Perhaps the most daunting for any potential adopter is taking on a dog that has been found as a stray. Because there is no history, and no name for this dog, people often think taking on a stray is a very risky thing to do.

As we’ve already shown, each dog can act very differently depending on the person they are with, and how that person reacts to them. When you are getting to know a dog that has no history, it’s very tempting to read signals into every little movement they make. If they flinch when you move your arm, you may think they’ve been hit.

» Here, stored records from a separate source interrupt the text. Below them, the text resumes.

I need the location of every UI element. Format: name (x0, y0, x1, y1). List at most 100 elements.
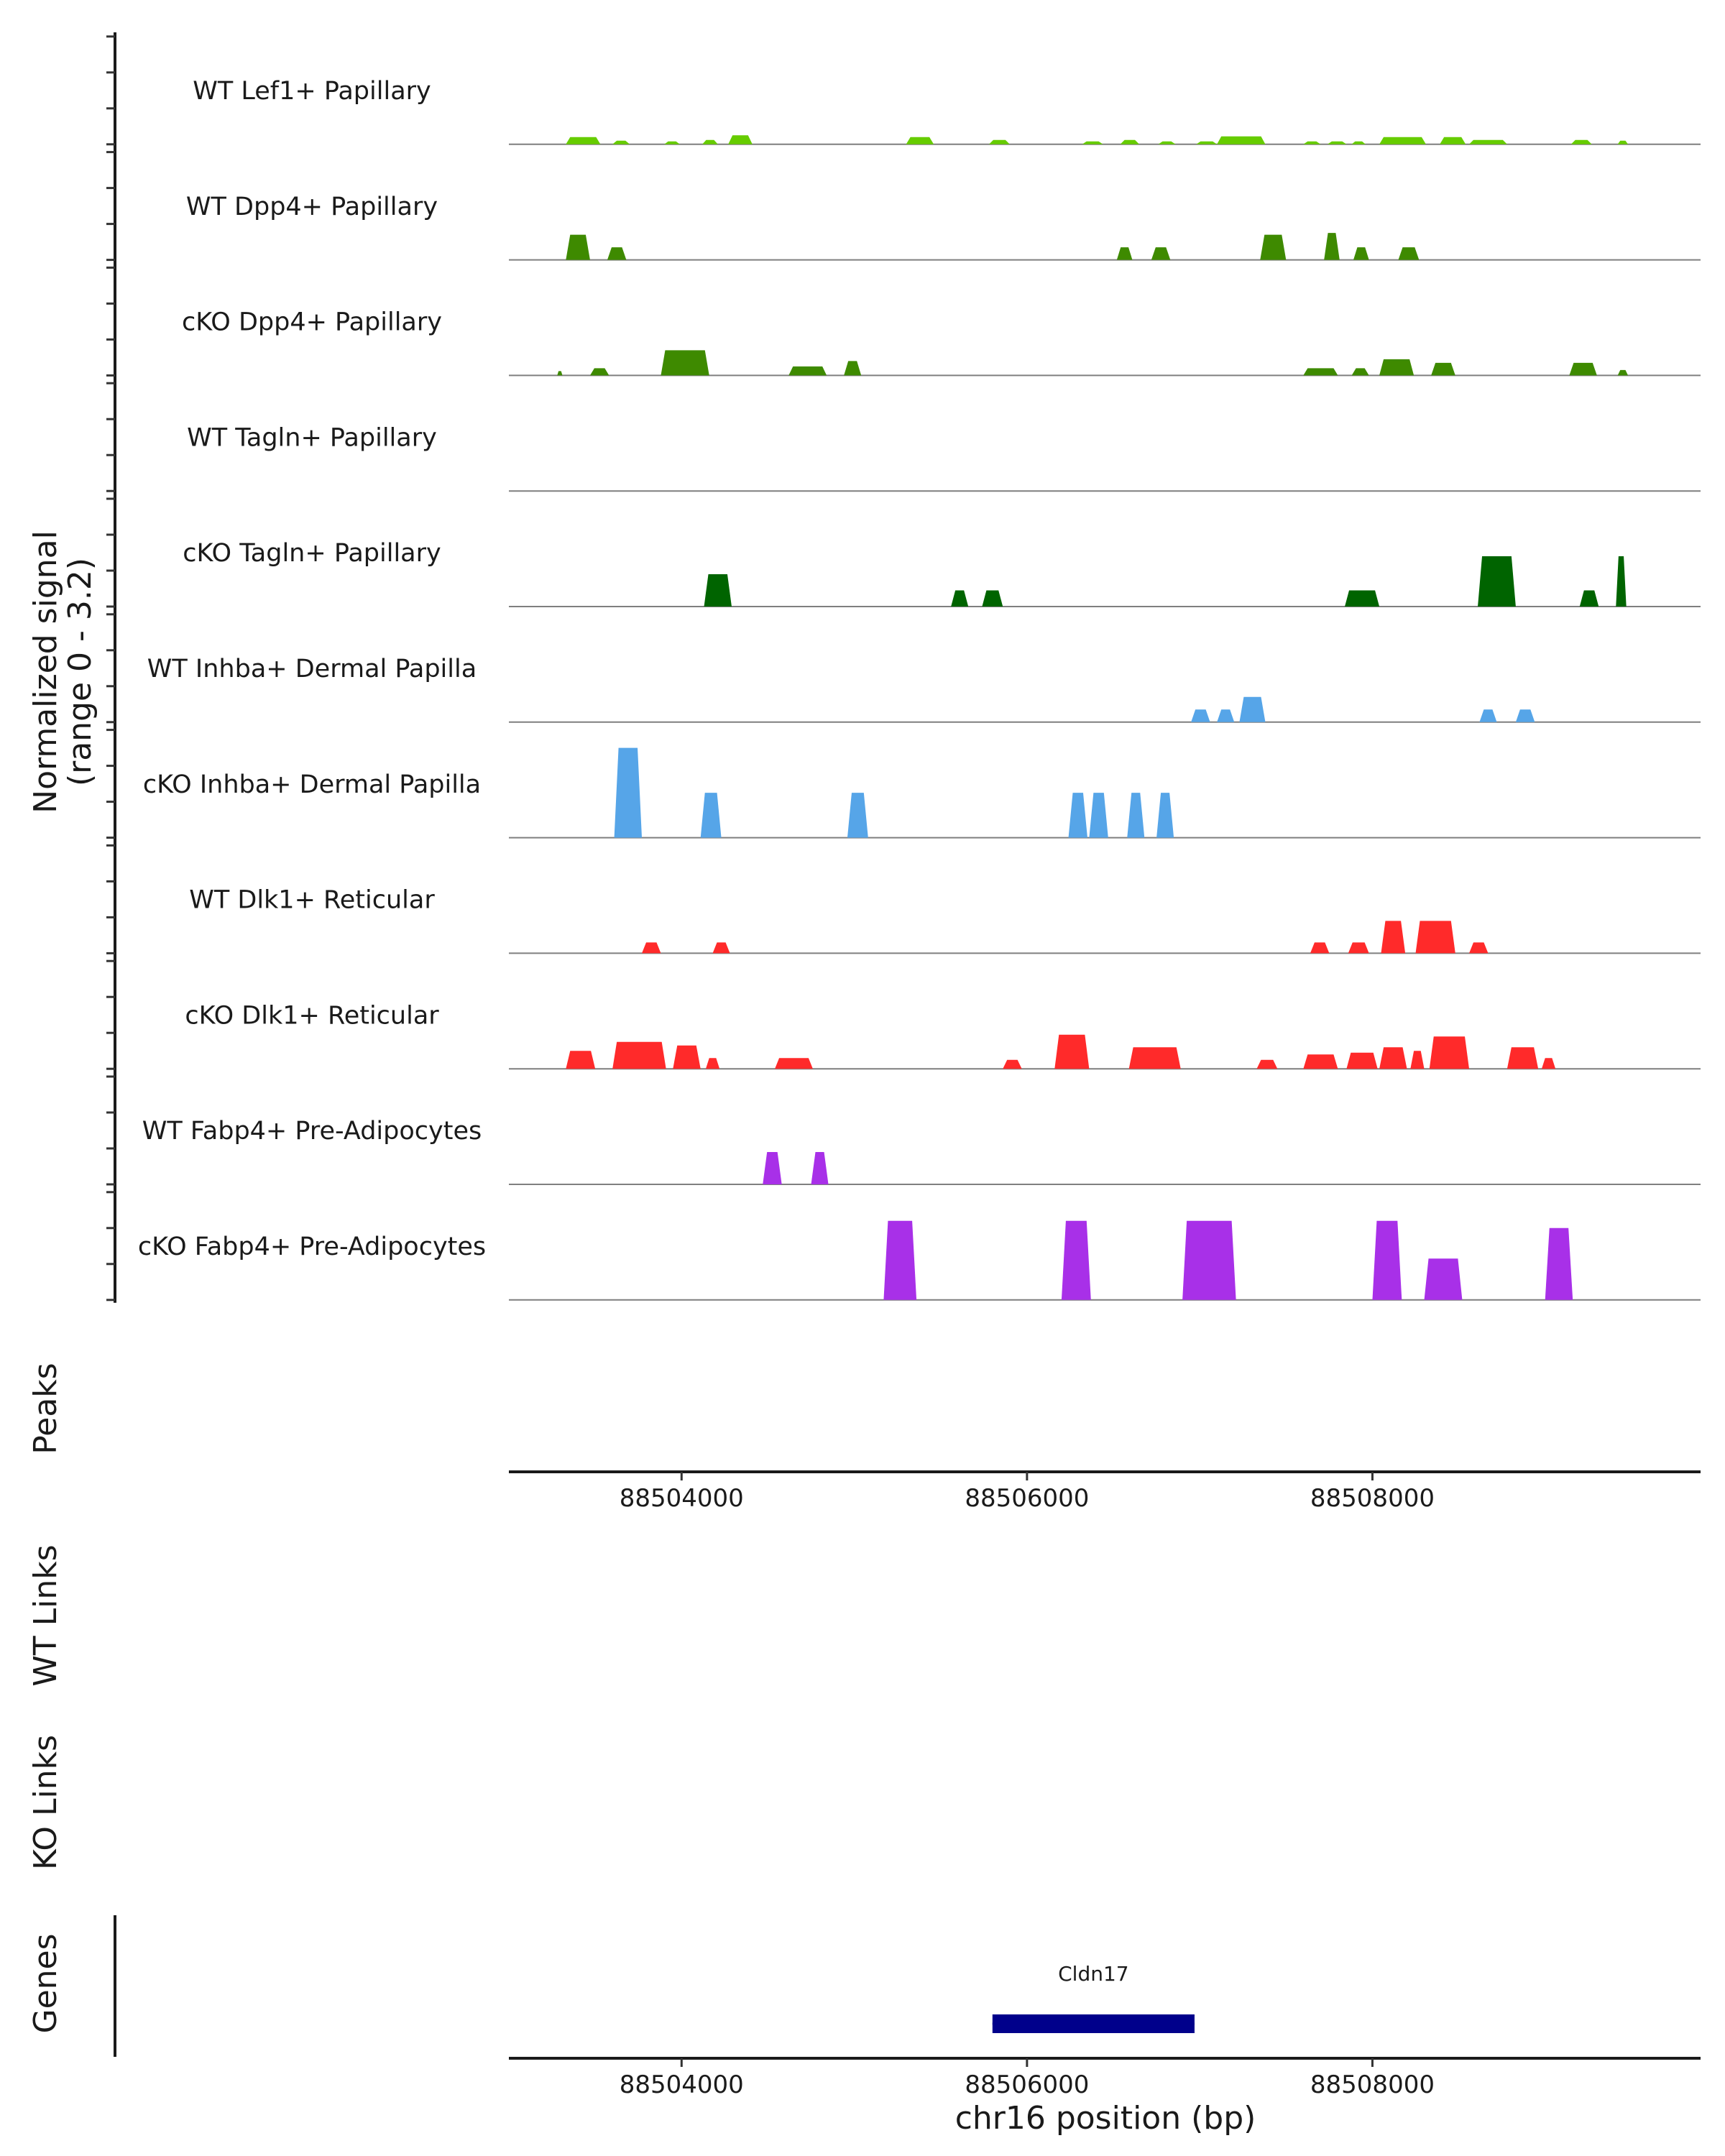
coverage-area (1351, 368, 1369, 376)
coverage-area (1054, 1034, 1090, 1069)
coverage-area (1570, 139, 1592, 144)
coverage-area (1616, 556, 1627, 607)
coverage-area (607, 247, 627, 260)
coverage-area (775, 1058, 813, 1069)
genes-label: Genes (27, 1933, 64, 2033)
coverage-area (1381, 921, 1406, 954)
coverage-area (1303, 368, 1338, 376)
track-6: WT Inhba+ Dermal Papilla (147, 655, 1701, 723)
track-label: WT Dpp4+ Papillary (186, 193, 438, 221)
coverage-area (788, 366, 827, 376)
coverage-area (1372, 1220, 1402, 1300)
coverage-area (1469, 139, 1507, 144)
coverage-area (1082, 141, 1103, 144)
coverage-area (1196, 141, 1218, 144)
coverage-area (1061, 1220, 1091, 1300)
x-axis-title: chr16 position (bp) (955, 2100, 1256, 2137)
coverage-area (1303, 1054, 1338, 1069)
coverage-area (1120, 139, 1140, 144)
track-label: cKO Dlk1+ Reticular (185, 1001, 439, 1030)
track-3: cKO Dpp4+ Papillary (182, 308, 1701, 377)
coverage-area (1068, 793, 1087, 838)
track-1: WT Lef1+ Papillary (193, 77, 1701, 145)
coverage-area (1127, 793, 1145, 838)
x-tick-label: 88508000 (1310, 2070, 1435, 2099)
peaks-label: Peaks (27, 1363, 64, 1454)
track-label: cKO Tagln+ Papillary (183, 539, 441, 568)
coverage-area (557, 371, 563, 376)
track-label: cKO Fabp4+ Pre-Adipocytes (138, 1233, 486, 1261)
coverage-area (612, 1041, 666, 1069)
coverage-area (1003, 1059, 1022, 1069)
coverage-area (1324, 233, 1340, 260)
coverage-area (1398, 247, 1420, 260)
coverage-area (844, 361, 862, 376)
x-tick-label: 88508000 (1310, 1484, 1435, 1513)
coverage-area (1116, 247, 1133, 260)
gene-track: Cldn17 (992, 1962, 1195, 2033)
coverage-area (700, 793, 722, 838)
coverage-area (1353, 247, 1369, 260)
coverage-area (1327, 141, 1347, 144)
coverage-area (612, 140, 630, 144)
track-label: WT Lef1+ Papillary (193, 77, 431, 106)
coverage-area (1239, 696, 1266, 722)
coverage-area (906, 137, 934, 144)
track-9: cKO Dlk1+ Reticular (185, 1001, 1701, 1070)
coverage-area (951, 590, 969, 607)
coverage-area (1379, 137, 1426, 144)
coverage-area (705, 1058, 720, 1069)
coverage-area (811, 1152, 829, 1184)
coverage-area (1469, 942, 1489, 954)
coverage-area (763, 1152, 782, 1184)
track-5: cKO Tagln+ Papillary (183, 539, 1701, 607)
track-label: WT Fabp4+ Pre-Adipocytes (142, 1117, 482, 1146)
coverage-area (614, 747, 643, 838)
coverage-area (661, 350, 709, 376)
coverage-area (712, 942, 730, 954)
coverage-area (1569, 362, 1597, 376)
x-axes: 88504000 88506000 88508000 88504000 88506000… (509, 1470, 1701, 2099)
coverage-area (1545, 1227, 1573, 1300)
coverage-area (1158, 141, 1176, 144)
coverage-area (704, 574, 732, 607)
ko-links-label: KO Links (27, 1735, 64, 1870)
coverage-area (982, 590, 1003, 607)
y-axis-title-line-2: (range 0 - 3.2) (62, 558, 98, 786)
track-2: WT Dpp4+ Papillary (186, 193, 1701, 261)
x-tick-label: 88506000 (965, 1484, 1089, 1513)
track-label: WT Inhba+ Dermal Papilla (147, 655, 477, 683)
coverage-area (1415, 921, 1455, 954)
coverage-area (989, 139, 1010, 144)
coverage-area (566, 137, 601, 144)
coverage-area (1089, 793, 1108, 838)
coverage-area (589, 368, 610, 376)
coverage-area (1429, 1036, 1470, 1069)
coverage-area (883, 1220, 917, 1300)
coverage-area (1379, 1047, 1407, 1069)
coverage-area (1345, 590, 1380, 607)
coverage-area (1156, 793, 1174, 838)
coverage-area (847, 793, 868, 838)
coverage-area (1541, 1058, 1556, 1069)
gene-label: Cldn17 (1058, 1962, 1128, 1986)
coverage-area (1579, 590, 1599, 607)
track-11: cKO Fabp4+ Pre-Adipocytes (138, 1220, 1701, 1301)
coverage-area (566, 1051, 596, 1069)
coverage-area (1410, 1051, 1425, 1069)
coverage-area (1617, 140, 1629, 144)
coverage-tracks: WT Lef1+ Papillary WT Dpp4+ Papillary cKO … (138, 77, 1701, 1301)
coverage-area (1303, 141, 1321, 144)
coverage-area (1260, 234, 1287, 260)
track-10: WT Fabp4+ Pre-Adipocytes (142, 1117, 1701, 1185)
coverage-area (702, 139, 718, 144)
coverage-area (1191, 709, 1210, 722)
y-axis-title-line-1: Normalized signal (27, 530, 64, 814)
coverage-area (1351, 141, 1366, 144)
coverage-area (1128, 1047, 1181, 1069)
coverage-area (1479, 709, 1497, 722)
x-tick-label: 88504000 (620, 2070, 744, 2099)
coverage-area (642, 942, 661, 954)
coverage-area (1217, 136, 1266, 144)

We’ve met dogs that we know have never had a bad thing happen to them in their lives, and yet are still instinctively scared of certain movements or sounds. It’s very tempting to get drawn into trying to piece together the history of a dog based on their body language, but you can make many mistakes or even come up with a very convoluted story about your dog based on nothing more than some body language you may have misinterpreted.

When you’re working with a dog, and getting to know them, whilst it is important to recognise what movements, signals and sounds make them nervous, try not to read too much into it at the meeting stage. This dog doesn’t know you, and is in a strange situation. They are bound to be a little reticent, and will be checking you out just as much as you are watching them. In many ways, the first few minutes of a first meeting, (no matter the background of the dog) will be a time of feeling out whether this human in front of them can be trusted.

Some owners of rescue dogs spend so much time looking back, worrying about what happened in the dog’s past (that you will never be able to confirm with any certainty) that they forget to enjoy what happening in front of them right now.

Irrespective of what caused a problem or issue, if you don’t know for certain what caused it, then too much guesswork can make things much worse.

When we work with a dog who is hand-shy and scared of a raised hand, the solution is all about making the movement they are scared of much less scary. The end product is that you want them to find your hand movements all have positive consequences.

Again, when we go back to some of the ‘pack leader’ techniques which involve bullying a dog into submission, it’s impossible for those techniques to work with a dog that has been physically abused. It’s the shortest way to guarantee that this dog will see you as a threat, and not trust you.

Always look forward, and work with what you do know.